Mais perto de fazer a escolha profissional, decidi estudar Letras, seguindo minha outra grande paixão pelas palavras. Porém, cheguei a cogitar algo diferente quando descobri que existia um recém-criado curso de Gastronomia. Iniciado em 1999, existe no país somente há 25 anos e no início cursá-lo era algo bem distante da minha realidade por um conjunto de fatores: Era um curso totalmente novo, ainda sem certificação pelo MEC, custava caro e serviria para iniciar em uma carreira que nem era sequer entendida como uma “carreira” no país naquela época.

Entretanto, enquanto atuava na área de idiomas, muitas coisas foram mudando. Alguns nomes no país - como Alex Atala - ganharam fama internacional, fazendo os brasileiros começarem a pensar em gastronomia de uma maneira muito diferente. Restaurantes relevantes com um trabalho autoral alcançaram mais popularidade na mídia e começaram a surgir diversos programas na TV que mostravam uma gastronomia bem distante da cozinha de casa, focando nesse ideal de chefs duros e exigentes, que desenvolviam sabores e criações únicas, levando a grandes premiações e reconhecimento de seu trabalho em todo o mundo.

Isso tudo enche os olhos e a imaginação de quem gosta de cozinhar - eu mesma sei a influência que assistir a esses programas e acompanhar o trabalho de chefs que eu admirava tiveram nas minhas escolhas. Em 2016 mudei de carreira e cheia de idealizações comecei no mundo da gastronomia. Mal sabia que a realidade não era nada parecida com os episódios que eu assistia e hoje, sempre que alguém me pergunta sobre como é trabalhar numa cozinha profissional, me sinto na obrigação de contar mais sobre a realidade que não vemos por aí.

Como acontece em outras profissões, a teoria que aprendemos estudando é muito diferente da prática. Porém, especialmente na gastronomia, suas experiências e os lugares onde você pôde trabalhar é que fazem o seu currículo valioso. Muitas pessoas começam sem nunca ter estudado na área ao lado de outras, que depois de pagar caro num curso superior, saem da faculdade com grandes expectativas e se frustram ao perceber o caminho que terão de percorrer até poder atingir o cargo de chef de cozinha - algo que não vem com nenhum diploma, mas sim de muito trabalho e dedicação.

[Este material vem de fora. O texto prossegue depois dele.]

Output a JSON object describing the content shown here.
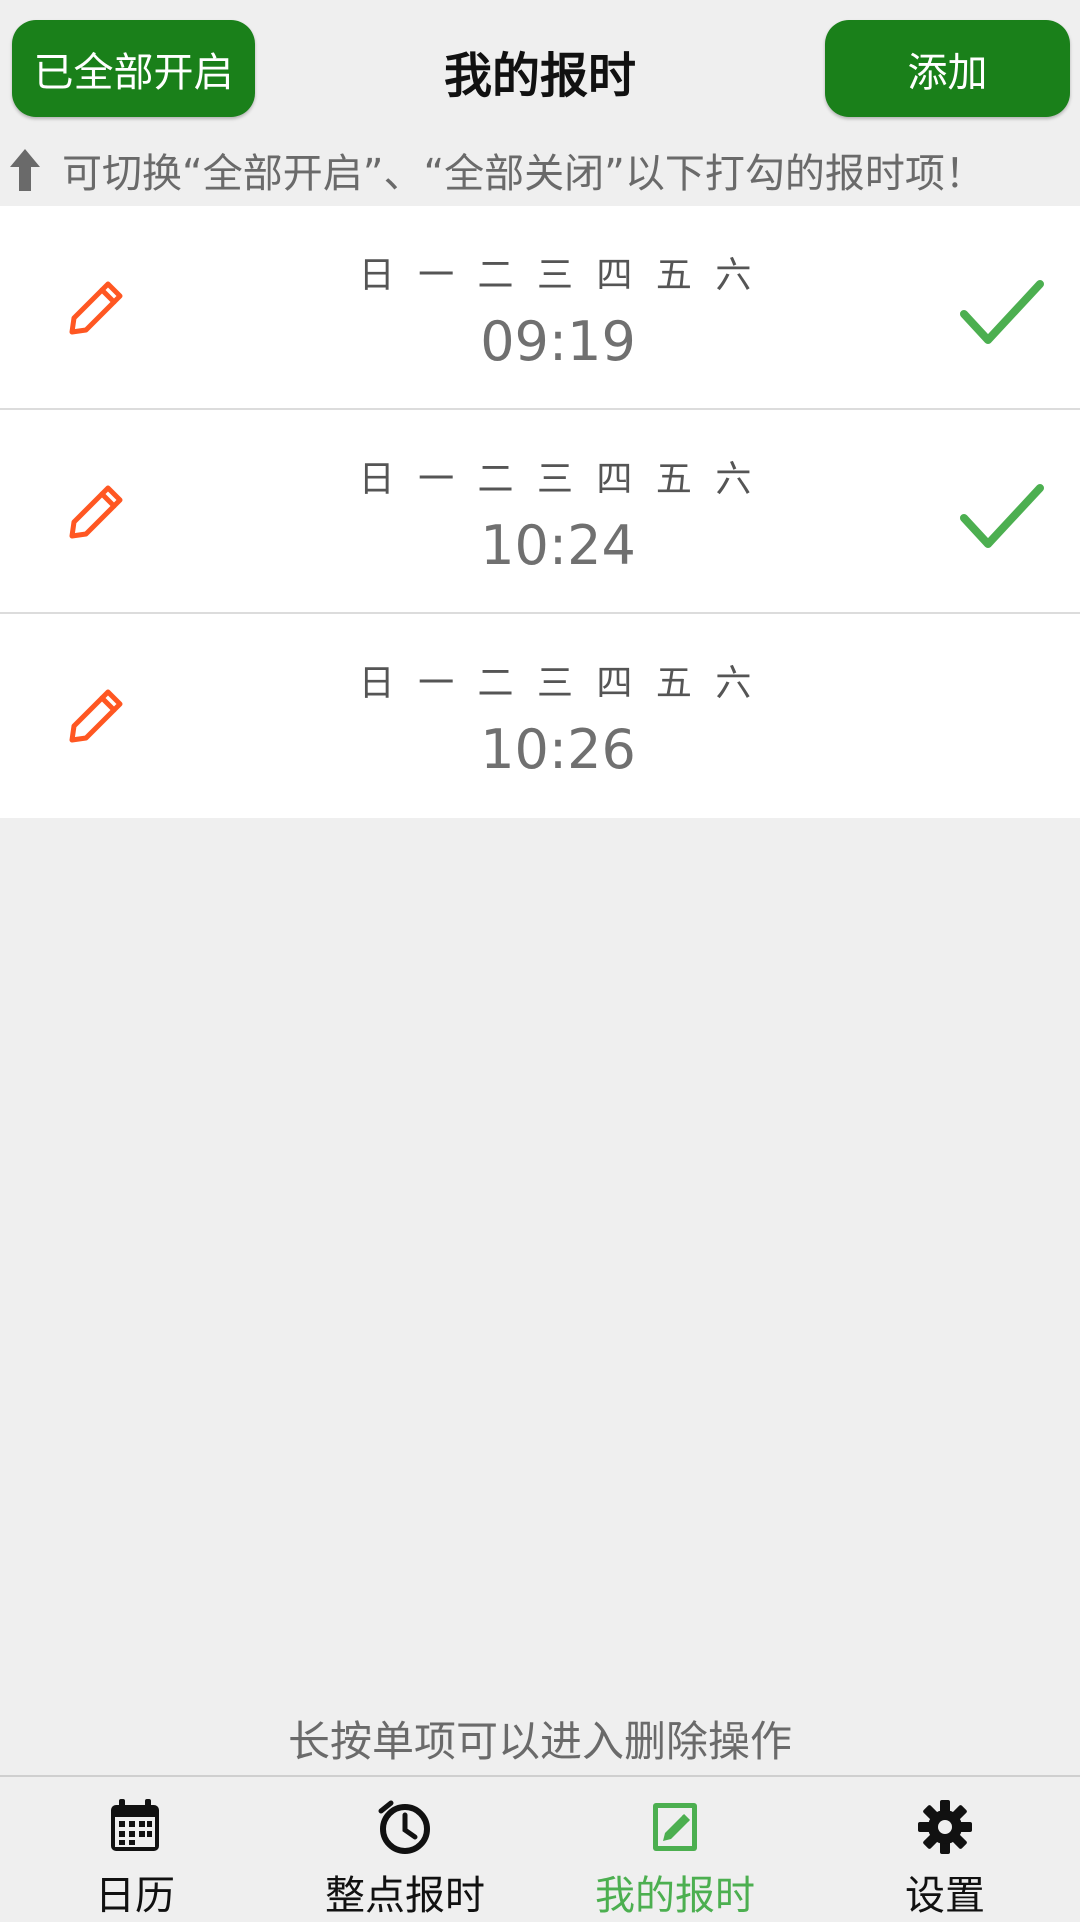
{
  "header": {
    "toggle_all_label": "已全部开启",
    "title": "我的报时",
    "add_label": "添加"
  },
  "hint": "可切换“全部开启”、“全部关闭”以下打勾的报时项！",
  "alarms": [
    {
      "days": "日 一 二 三 四 五 六",
      "time": "09:19",
      "checked": true
    },
    {
      "days": "日 一 二 三 四 五 六",
      "time": "10:24",
      "checked": true
    },
    {
      "days": "日 一 二 三 四 五 六",
      "time": "10:26",
      "checked": false
    }
  ],
  "footer_hint": "长按单项可以进入删除操作",
  "nav": {
    "items": [
      {
        "label": "日历",
        "icon": "calendar-icon"
      },
      {
        "label": "整点报时",
        "icon": "clock-icon"
      },
      {
        "label": "我的报时",
        "icon": "edit-note-icon",
        "active": true
      },
      {
        "label": "设置",
        "icon": "gear-icon"
      }
    ]
  },
  "colors": {
    "primary": "#1a801a",
    "active": "#4caf50",
    "edit": "#ff5722",
    "check": "#4caf50"
  }
}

Como alguém que já trabalhou em outra área antes de entrar na cozinha, sempre digo que tem duas coisas especialmente diferentes nesse ambiente: o ritmo de trabalho e a convivência real em equipe.

Sobre o ritmo de trabalho, numa cozinha profissional sua produtividade precisa ser altíssima e, não importa quantos problemas aparecerão em um dia, você tem que resolver todos eles o quanto antes. Se num escritório você costuma adiar uma reunião quando surgem imprevistos, no restaurante eles surgem quase diariamente e precisam de solução imediata na grande maioria das vezes. É um trabalho de grande pressão - e nem estou falando só da hora do serviço, do timing de saída de pratos depois que um cliente faz o pedido.

Na cozinha, todos os dias de trabalho são imprevisíveis e você precisa tomar decisões rápidas e assertivas. Alguém ficou doente na equipe? Os trabalhos precisam ser redistribuídos e executados por quem está presente, invariavelmente. Houve um produto que não foi entregue pelo fornecedor? Alguém precisa ir até o supermercado buscar a tempo. Problemas com os equipamentos? Precisamos de um plano B para os preparos do dia.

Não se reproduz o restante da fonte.